When I started running with my first learn to run program 3 years ago, I was introduced to the walk/run interval method. In running circles, it’s often referred to as the Jeff Galloway method. There are many reasons to use it, including conservation of resources, quicker recovery and improving overall time. For me, it was a great way to start; I couldn’t run more than a minute at a time in the beginning anyway, so it allowed me to build up a base.
I stuck with the walk/run method throughout the next 2 years, never going past 9 minutes of running before taking my one minute walk break. I found an app that I could set and it would beep a horn when it was time to run and a group of people would sigh when it was time to walk (and they even cheered for me at the very end of the run!)
When I started back to running this year, I went back to what I knew, dialing my running time back to 4 minute intervals, knowing that I had lost a lot of my endurance over the months of inactivity. I found that I was a slave to the timer, regardless of what my body was saying. I was hesitant to set the intervals past 4 minutes, because in my head I didn’t think I could do it. 4 minutes seemed hard, so how could I ever do 5 minutes?
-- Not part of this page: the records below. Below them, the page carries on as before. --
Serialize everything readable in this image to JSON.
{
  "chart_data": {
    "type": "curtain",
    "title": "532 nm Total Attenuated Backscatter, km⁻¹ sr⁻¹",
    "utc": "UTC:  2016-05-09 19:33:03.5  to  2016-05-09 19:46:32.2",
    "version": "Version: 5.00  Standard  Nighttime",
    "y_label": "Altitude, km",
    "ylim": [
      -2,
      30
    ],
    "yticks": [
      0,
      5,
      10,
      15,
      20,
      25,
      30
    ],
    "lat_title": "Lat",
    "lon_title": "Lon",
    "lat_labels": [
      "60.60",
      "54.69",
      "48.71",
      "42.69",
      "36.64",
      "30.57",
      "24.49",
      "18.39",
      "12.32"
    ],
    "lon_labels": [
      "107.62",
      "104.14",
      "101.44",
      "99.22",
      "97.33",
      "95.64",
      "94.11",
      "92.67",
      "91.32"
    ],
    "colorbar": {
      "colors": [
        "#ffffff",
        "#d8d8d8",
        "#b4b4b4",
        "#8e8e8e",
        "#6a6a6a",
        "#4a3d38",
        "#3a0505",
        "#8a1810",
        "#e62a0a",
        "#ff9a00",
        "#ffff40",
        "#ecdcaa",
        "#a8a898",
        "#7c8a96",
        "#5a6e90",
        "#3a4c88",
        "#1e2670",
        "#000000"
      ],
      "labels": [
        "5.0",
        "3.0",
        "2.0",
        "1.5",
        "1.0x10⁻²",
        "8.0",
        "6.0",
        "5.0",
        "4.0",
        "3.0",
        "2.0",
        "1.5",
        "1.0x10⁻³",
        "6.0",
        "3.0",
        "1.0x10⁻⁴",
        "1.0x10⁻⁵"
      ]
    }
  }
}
This year’s learn to run program took a very different approach. We weren’t doing group runs or using an interval method. Instead we did drills, learned to listen to our body and understand how individual muscles worked and affected our running. Last week our trainer was unable to make the session, so a small group of us did a 5k run around the neighbourhood. There was some discussion of doing a set walk/run method, but ultimately we decided to simply listen to our bodies – run till we needed to walk, walk till we recovered and then run again. What I found was that I was running a lot longer than 4 minutes. At one point I made it well past the 12 minute mark before I needed to walk, and even then, my walking break wasn’t a full minute long.
That was when I realized that I had become too dependent on the timer and that I needed to make a change.
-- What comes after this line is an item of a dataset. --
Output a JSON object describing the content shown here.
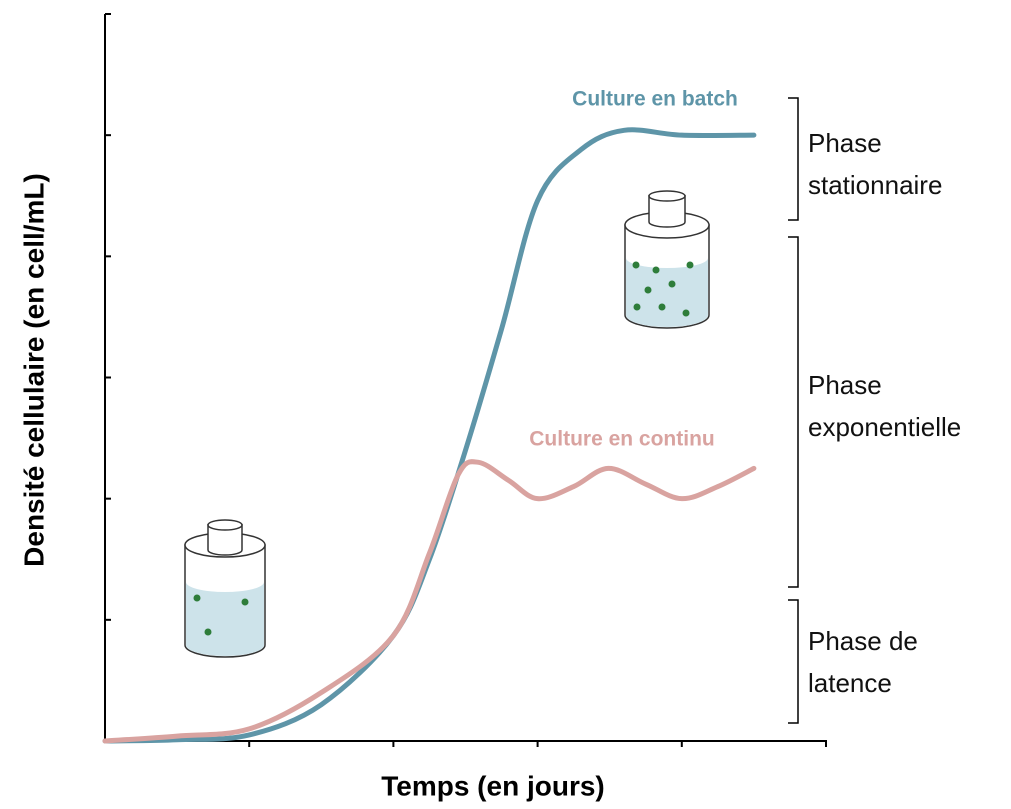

Last night I headed out for an easy 4.5 k run. I set a timer on my watch so that I could see my overall time, but I didn’t turn on the interval timer. I cranked the tunes and headed out, with the plan to run as much as I could. During the 40 minutes that I ran, I only walked twice – 30 seconds at the 15 minute mark and another 30 seconds at the 30 minute mark. In hindsight, I probably could have easily skipped those 2 walking breaks; they both coincided with finishing a full lap around the park where I was running. I let my head take over and talked myself into needing or deserving a break when I passed the starting point. I bet if I had been doing a straight line course that I would not have walked at all.
Surprisingly my overall pace was exactly the same for this route as when I did it last week with 4 and 1 intervals. The big difference was how I felt. I felt great! I wasn’t as tired or out of breath as I had been last week. My legs also felt better after the run. And just knowing that I could do it, really elevated my mood and how I felt about myself overall.
Going forward I’m going to run without an interval timer. I will listen to my body, knowing that I can push myself farther and harder than I thought I could. And maybe as my overall fitness level improves, so will my pace. But even if it doesn’t, I’m still happy with my running overall.